Quelle est la radioscopie de l’école béninoise ?
Au BEPC : Dans le département du Littoral, Cotonou, nous avons 18 établissements secondaires publics qui ont présenté au BEPC. Ces 18 établissements publics ont présenté un effectif total de 9356 candidats ; ce qui fait une moyenne par établissement de 518 élèves. Ils ont eu 1293 admis, soit un taux d’admission de 13% environ. Les établissements privés ayant présenté des candidats sont au nombre de 140 pour la seule ville de Cotonou. Ces établissements privés ont présenté comme effectif total 7274 candidats ; ce qui fait une moyenne par établissement de 52 candidats. Les résultats des admis est de 2730, soit un taux de réussite de 37,53%.
Dans l’Atlantique, nous avons 73 établissements publics qui ont présenté un effectif de 18.071 soit une moyenne de 248 candidats par établissement et 368 établissements privés qui ont présenté 16059 candidats ; ce qui fait une moyenne de 44 candidats par établissement ; ces établissements ont eu 4671 admis soit un taux de29%.
Dans l’Ouémé, 72 établissements publics ont présenté un effectif de 22.387 candidats ; ce qui fait une moyenne par établissement de 311 et ont eu comme admis : 2848 soit 12% ; les établissements privés au nombre de 204 avec effectif de candidats : 6340, ce qui fait une moyenne par établissement de 32 ; ils ont eu 3626 admis soit 57% de succès. (Source : ONG Le Jour des Premiers, Résultats au BEPC des établissements ; in Le Matinal, Le supplément Education N°1 Septembre 2016)
Au Bac : Le classement des établissements ayant présenté au bac en 2016. (Source : Office du Bac) nous donne ceci : nous avons 879 établissements ; sur ce chiffre les CEG constituent 324 et présentent le plus gros des effectifs. Parmi les 119 premiers ayant obtenu plus de 50%, nous avons seulement 8 établissements publics dont deux établissements militaires, quatre établissements de jeunes filles et 2 CEG. Donc sur les 8 établissements publics 6 sont à internat. Parmi les 100 derniers, on ne trouve que 16 CEG, et les derniers 25 établissements ayant obtenu 0% sont des établissements privés.
Conclusion : 1°- Nous assistons à un envahissement de l’institution scolaire par le privé ; notamment dans les centres urbains. Cotonou et l’Atlantique ont les palmes d’or de la situation avec 140 établissements ayant présenté au BEPC atteignant même près de 78% de l’effectif du secteur public pour Cotonou et 368 établissements privés pour l’Atlantique avec un effectif qui va jusqu’à 89%. Quant à l’Ouémé malgré le grand nombre d’établissements privés (204), l’effectif présenté au BEPC fait à peine 28% de l’effectif du public.

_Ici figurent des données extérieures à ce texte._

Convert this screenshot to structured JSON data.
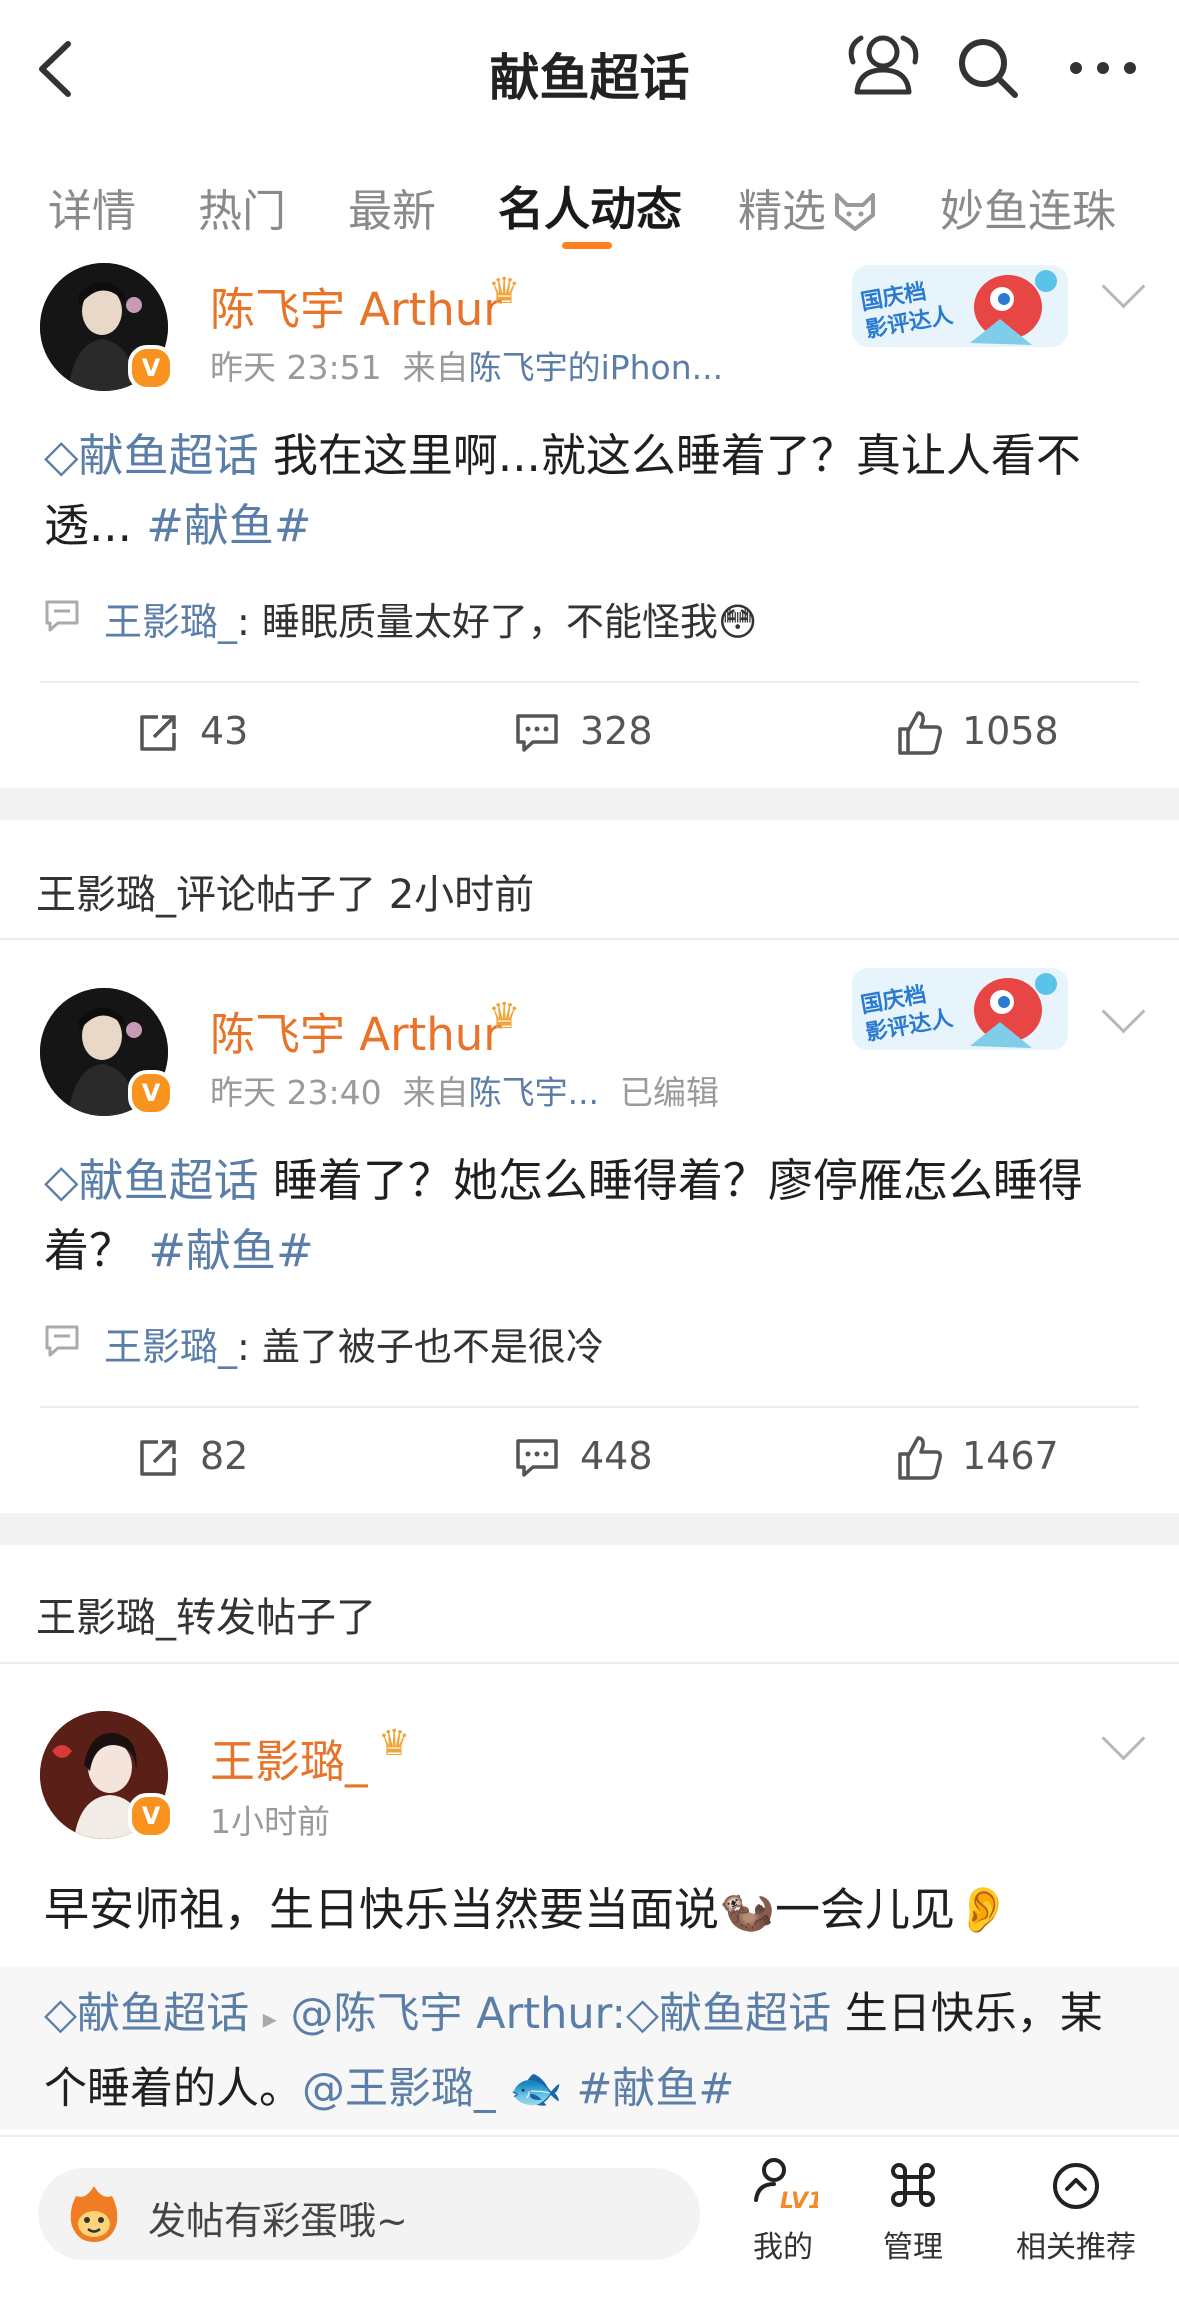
{
  "header": {
    "title": "献鱼超话"
  },
  "tabs": [
    {
      "label": "详情"
    },
    {
      "label": "热门"
    },
    {
      "label": "最新"
    },
    {
      "label": "名人动态",
      "active": true
    },
    {
      "label": "精选"
    },
    {
      "label": "妙鱼连珠"
    }
  ],
  "posts": [
    {
      "username": "陈飞宇 Arthur",
      "time": "昨天 23:51",
      "source_prefix": "来自",
      "source": "陈飞宇的iPhon...",
      "edited": "",
      "topic": "献鱼超话",
      "text": " 我在这里啊...就这么睡着了？真让人看不透... ",
      "hashtag": "#献鱼#",
      "comment_user": "王影璐_",
      "comment_text": ": 睡眠质量太好了，不能怪我",
      "comment_emoji": "😳",
      "reposts": "43",
      "comments": "328",
      "likes": "1058"
    },
    {
      "activity": "王影璐_评论帖子了 2小时前",
      "username": "陈飞宇 Arthur",
      "time": "昨天 23:40",
      "source_prefix": "来自",
      "source": "陈飞宇...",
      "edited": "已编辑",
      "topic": "献鱼超话",
      "text": " 睡着了？她怎么睡得着？廖停雁怎么睡得着？ ",
      "hashtag": "#献鱼#",
      "comment_user": "王影璐_",
      "comment_text": ": 盖了被子也不是很冷",
      "reposts": "82",
      "comments": "448",
      "likes": "1467"
    },
    {
      "activity": "王影璐_转发帖子了",
      "username": "王影璐_",
      "time": "1小时前",
      "text": "早安师祖，生日快乐当然要当面说",
      "emoji1": "🦦",
      "text2": "一会儿见",
      "emoji2": "👂",
      "repost": {
        "topic": "献鱼超话",
        "arrow": "▸",
        "mention": "@陈飞宇 Arthur:",
        "topic2": "献鱼超话",
        "text": " 生日快乐，某个睡着的人。",
        "mention2": "@王影璐_",
        "emoji": "🐟",
        "hashtag": "#献鱼#"
      }
    }
  ],
  "banner": {
    "line1": "国庆档",
    "line2": "影评达人"
  },
  "bottom_bar": {
    "compose_placeholder": "发帖有彩蛋哦~",
    "compose_icon": "fire-mascot-icon",
    "nav": [
      {
        "label": "我的",
        "badge": "LV1",
        "icon": "level-person-icon"
      },
      {
        "label": "管理",
        "icon": "command-icon"
      },
      {
        "label": "相关推荐",
        "icon": "ear-icon"
      }
    ]
  },
  "colors": {
    "accent": "#ff7f1f",
    "username": "#e8742a",
    "link": "#5a7ea8",
    "meta": "#9a9a9a"
  }
}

2°-Parmi les établissements privés les ébahissements confessionnels catholiques quadrillent pratiquement tout le territoire et même les arrondissements des villes ; renouant ainsi avec l’hégémonie de l’Eglise catholique connue à l’école primaire pendant la période coloniale et qui fait aussi son influence hégémonique au sein de la classe politique béninoise actuelle.
3°- Les résultats aux examens de cette année ont été mauvais en général tant dans les établissements publics que privés. La très large majorité des établissements ayant eu de très bons scores sont des établissements confessionnels ; parmi lesquels les établissements catholiques qui ont ainsi démontré leur degré d’organisation à ce niveau. Malgré ces résultats à ce niveau, cela n’a pas influé sur le résultat global du fait du caractère très minoritaire et très sélectif (par l’argent) de ces institutions privées.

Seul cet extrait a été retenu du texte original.